Sur la prétendue domination des Kurdes dans la Fédération démocratique du Nord de la Syrie, Bassam Ishak répond: « Est-ce que les Kurdes sont dominants à Membij? La raison pour laquelle ils ne le sont pas, c’est parce qu’ils savent qu’ils ne le peuvent pas. Ils sont réalistes et pragmatiques. Les Forces Démocratiques Syriennes sont, à part des Kurdes, aussi composées des combattant(e)s arabes et syriaques. J’ai rencontré des combattants syriaques et ils tombent blessés à Racca tout le temps. Mais ils doivent y aller parce que si eux ne le font pas, d’autres ne le feront pas et la Syrie ne pourra pas aller vers une nouvelle Syrie libre. Cela prouve bien que les Kurdes et les Forces Démocratiques Syriennes n’ont pas l’intention de se séparer de la Syrie. Ils savent qu’ils ne peuvent pas garder ces régions. Ils ont mis en place des conseils locaux. C’est une situation de vie ou de mort. »

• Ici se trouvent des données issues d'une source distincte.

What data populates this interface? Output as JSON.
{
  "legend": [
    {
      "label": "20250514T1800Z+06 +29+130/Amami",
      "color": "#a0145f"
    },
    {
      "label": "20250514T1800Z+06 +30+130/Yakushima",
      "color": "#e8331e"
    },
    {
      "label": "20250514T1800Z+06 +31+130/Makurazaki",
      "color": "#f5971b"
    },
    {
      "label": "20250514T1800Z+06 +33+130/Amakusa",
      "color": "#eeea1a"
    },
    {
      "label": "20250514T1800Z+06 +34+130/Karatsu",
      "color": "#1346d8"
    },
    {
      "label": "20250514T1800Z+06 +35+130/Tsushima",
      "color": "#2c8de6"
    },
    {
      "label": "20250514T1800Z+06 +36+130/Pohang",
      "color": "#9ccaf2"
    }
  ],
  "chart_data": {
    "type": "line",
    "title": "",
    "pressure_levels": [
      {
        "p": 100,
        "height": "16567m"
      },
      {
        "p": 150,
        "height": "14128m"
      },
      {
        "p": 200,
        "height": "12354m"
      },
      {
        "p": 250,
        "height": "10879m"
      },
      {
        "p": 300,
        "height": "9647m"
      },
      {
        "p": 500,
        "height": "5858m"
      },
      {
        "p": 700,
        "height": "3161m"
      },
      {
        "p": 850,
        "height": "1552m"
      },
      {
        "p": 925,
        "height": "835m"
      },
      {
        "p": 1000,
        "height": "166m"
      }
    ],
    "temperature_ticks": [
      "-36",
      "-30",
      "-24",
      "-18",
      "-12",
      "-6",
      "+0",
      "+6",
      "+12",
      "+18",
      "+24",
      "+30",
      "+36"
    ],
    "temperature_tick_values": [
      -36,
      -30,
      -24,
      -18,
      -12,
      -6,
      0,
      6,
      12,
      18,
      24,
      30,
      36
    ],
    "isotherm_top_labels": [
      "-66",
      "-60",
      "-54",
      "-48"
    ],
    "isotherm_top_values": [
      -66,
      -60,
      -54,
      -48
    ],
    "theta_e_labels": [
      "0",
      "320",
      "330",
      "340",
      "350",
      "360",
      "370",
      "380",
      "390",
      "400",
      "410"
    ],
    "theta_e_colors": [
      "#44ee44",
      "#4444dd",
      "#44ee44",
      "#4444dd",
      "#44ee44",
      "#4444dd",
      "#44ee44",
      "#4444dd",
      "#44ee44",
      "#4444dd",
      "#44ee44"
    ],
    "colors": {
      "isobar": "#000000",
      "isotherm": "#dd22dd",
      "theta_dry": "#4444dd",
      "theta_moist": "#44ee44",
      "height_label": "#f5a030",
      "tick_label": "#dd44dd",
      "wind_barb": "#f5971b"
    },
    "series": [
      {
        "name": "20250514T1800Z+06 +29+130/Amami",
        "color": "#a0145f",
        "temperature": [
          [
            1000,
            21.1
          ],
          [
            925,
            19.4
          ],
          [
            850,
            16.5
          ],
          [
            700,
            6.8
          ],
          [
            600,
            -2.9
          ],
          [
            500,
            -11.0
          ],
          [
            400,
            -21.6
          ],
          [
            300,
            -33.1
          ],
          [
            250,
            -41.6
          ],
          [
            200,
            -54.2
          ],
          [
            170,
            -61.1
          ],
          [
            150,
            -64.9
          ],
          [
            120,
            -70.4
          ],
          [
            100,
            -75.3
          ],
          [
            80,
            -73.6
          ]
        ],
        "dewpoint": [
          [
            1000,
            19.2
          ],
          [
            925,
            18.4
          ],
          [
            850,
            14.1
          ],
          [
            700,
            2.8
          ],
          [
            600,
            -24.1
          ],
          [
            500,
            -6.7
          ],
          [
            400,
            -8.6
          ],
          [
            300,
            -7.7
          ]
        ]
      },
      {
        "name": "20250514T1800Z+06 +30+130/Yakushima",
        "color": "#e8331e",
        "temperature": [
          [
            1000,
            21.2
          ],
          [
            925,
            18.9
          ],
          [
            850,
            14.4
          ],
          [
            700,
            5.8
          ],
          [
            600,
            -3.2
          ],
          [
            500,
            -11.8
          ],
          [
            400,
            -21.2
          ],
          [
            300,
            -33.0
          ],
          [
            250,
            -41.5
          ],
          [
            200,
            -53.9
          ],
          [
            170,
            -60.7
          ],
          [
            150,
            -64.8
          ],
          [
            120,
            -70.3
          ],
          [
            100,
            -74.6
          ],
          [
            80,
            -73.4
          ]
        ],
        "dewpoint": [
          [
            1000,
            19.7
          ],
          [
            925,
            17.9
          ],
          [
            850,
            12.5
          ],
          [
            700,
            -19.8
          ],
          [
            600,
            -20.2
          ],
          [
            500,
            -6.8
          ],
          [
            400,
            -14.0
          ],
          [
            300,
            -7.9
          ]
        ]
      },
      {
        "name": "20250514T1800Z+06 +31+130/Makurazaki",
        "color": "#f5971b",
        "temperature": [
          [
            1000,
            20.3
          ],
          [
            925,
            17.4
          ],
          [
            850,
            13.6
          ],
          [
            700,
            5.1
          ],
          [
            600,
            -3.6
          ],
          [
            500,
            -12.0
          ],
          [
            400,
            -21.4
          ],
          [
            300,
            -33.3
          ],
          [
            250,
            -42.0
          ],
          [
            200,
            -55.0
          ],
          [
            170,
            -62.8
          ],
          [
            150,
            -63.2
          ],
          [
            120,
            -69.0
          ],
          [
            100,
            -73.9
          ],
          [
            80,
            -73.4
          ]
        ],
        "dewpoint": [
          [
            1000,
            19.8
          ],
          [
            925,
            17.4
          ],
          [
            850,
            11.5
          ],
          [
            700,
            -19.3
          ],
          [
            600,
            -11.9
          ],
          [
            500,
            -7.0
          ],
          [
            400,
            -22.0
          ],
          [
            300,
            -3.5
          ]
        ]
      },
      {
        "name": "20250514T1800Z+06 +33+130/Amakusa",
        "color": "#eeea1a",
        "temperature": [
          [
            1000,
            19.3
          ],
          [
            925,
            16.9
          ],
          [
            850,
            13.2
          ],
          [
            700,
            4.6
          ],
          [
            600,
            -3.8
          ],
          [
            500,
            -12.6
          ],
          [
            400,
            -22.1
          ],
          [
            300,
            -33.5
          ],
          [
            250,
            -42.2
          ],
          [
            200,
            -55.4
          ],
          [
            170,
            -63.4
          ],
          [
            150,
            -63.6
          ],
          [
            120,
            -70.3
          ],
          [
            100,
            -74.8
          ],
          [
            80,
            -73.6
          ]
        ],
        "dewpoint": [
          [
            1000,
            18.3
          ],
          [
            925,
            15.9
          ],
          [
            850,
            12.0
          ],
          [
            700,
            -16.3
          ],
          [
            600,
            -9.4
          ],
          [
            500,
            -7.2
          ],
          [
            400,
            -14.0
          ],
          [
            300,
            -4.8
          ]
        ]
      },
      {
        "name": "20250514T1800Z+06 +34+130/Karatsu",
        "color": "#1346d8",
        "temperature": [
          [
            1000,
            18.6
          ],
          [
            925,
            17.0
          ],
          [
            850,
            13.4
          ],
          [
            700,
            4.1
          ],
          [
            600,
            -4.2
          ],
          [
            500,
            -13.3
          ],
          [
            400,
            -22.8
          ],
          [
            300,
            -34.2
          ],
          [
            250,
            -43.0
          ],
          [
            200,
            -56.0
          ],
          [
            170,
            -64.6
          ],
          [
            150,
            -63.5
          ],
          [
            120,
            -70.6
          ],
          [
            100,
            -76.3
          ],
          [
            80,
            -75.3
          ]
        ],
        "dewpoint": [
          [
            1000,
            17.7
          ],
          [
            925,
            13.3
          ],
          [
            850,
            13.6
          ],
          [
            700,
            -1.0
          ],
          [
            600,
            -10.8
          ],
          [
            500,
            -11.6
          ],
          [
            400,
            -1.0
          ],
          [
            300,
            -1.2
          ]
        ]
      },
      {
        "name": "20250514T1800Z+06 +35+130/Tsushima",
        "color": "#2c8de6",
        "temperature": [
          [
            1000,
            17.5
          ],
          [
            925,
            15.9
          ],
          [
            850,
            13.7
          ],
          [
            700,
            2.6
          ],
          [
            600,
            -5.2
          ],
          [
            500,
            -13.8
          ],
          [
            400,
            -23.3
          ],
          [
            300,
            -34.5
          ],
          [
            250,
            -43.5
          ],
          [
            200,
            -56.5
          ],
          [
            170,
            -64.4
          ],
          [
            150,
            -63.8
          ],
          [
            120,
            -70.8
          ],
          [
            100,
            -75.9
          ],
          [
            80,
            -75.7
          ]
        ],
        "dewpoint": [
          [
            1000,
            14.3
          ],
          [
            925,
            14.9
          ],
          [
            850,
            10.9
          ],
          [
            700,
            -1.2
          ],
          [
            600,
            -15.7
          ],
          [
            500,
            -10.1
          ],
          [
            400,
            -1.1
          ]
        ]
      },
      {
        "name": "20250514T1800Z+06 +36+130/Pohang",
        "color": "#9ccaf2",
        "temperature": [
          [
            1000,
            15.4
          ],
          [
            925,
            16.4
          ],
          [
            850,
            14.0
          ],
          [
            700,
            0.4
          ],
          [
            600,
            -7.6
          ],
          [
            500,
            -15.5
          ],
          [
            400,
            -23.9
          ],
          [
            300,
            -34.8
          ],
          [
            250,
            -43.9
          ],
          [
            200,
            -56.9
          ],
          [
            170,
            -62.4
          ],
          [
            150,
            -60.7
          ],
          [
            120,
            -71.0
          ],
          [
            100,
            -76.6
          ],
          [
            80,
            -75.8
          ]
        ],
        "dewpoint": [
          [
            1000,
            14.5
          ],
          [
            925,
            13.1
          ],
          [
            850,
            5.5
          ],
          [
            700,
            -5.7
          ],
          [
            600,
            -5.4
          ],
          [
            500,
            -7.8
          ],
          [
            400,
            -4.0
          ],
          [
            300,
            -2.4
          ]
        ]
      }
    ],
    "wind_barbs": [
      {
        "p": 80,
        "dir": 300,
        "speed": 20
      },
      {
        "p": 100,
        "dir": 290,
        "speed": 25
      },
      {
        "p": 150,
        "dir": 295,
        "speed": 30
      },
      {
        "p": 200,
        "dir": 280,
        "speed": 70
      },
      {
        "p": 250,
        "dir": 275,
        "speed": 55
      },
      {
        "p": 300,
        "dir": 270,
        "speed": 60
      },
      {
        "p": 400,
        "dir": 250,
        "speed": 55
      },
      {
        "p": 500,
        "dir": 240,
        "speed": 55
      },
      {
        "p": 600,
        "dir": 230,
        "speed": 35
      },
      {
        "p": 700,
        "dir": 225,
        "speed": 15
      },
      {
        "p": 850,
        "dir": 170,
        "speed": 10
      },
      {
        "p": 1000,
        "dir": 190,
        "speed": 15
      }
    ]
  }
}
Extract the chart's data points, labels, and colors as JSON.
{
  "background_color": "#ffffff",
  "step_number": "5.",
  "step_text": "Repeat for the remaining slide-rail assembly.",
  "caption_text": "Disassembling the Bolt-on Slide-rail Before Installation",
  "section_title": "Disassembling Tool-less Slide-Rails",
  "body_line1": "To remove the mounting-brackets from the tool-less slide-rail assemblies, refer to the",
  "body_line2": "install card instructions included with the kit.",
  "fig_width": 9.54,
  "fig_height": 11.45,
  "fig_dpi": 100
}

 « Si on voit un peu partout le portrait d’Abdullah Öcalan, c’est parce qu’il est un symbole. ce n’est pas un dictateur. Il est emprisonné en Turquie. Il n’est pas comme la plupart des présidents et les rois du Moyen-Orient qui se complaisent dans le pouvoir et mettent leur portraits partout. Il incarne un symbole pour le peuple. Il nous donne un espoir. D’ailleurs, nous avons une dette envers le PKK. Ce sont eux qui sont descendus en premier pour empêcher que Qamishlo tombe dans les mains de l’Etat islamique, qui était dans le centre d’Amoudé et Qamishlo. Après les YPG/PYD ont réouvert les églises et ont donné les clés pour rien en échange. Sans eux, nos femmes seraient violées et emmenées à Raqqa. Il faut tout mettre dans un perspective. »

 Bassam Ishak s’est entretenu, pas seulement avec les Kurdes du PYD qui font partie maintenant du gouvernement autonome, mais aussi avec les Kurdes qui sont en fait pour une indépendance du Kurdistan syrien, comme le voudrait Barzani pour les Kurdes en Irak.

 « J’ai eu des conversations avec la direction du Conseil national kurde, ceux qui sont pour une Kurdistan indépendant. Je leur ai demandé quelle était la différence entre leur projet kurde et le projet d’une fédération démocratique (du Nord de la Syrie). Ils m’ont répondu qu’ils n’étaient pas contents seulement de trois cantons. Ils voulaient que tout le Nord de la Syrie s’appelle le Kurdistan de Ouest. Ces gens sont les partenaires de la coalition nationale syrienne à Istanbul et avec la haute commission de négociation à Riyad qui dit qu’ils veulent que toute la Syrie soit un pays arabe. Alors comment peux-tu résoudre ce dilemme? Si eux obtiennent un Kurdistan syrien indépendant, alors nous, les Syriaques et les Arabes, nous serons une minorité dans leur Etat-nation, tandis qu’aujourd’hui, dans la fédération démocratique du Nord de la Syrie, nous sommes des partenaires à part entière. »

 En 1932, le père de Bassam Ishak était vice-président du parlement syrien. Quand le président syrien et le président du parlement ont démissionné, il est devenu président de la Syrie, mais seulement pour 24 heures. Aujourd’hui, Bassam Ishak Junior ne croit pas qu’il lui succèdera un jour. Il se satisfait pleinement de son rôle de bénévole du gouvernement fédéral du Nord de la Syrie.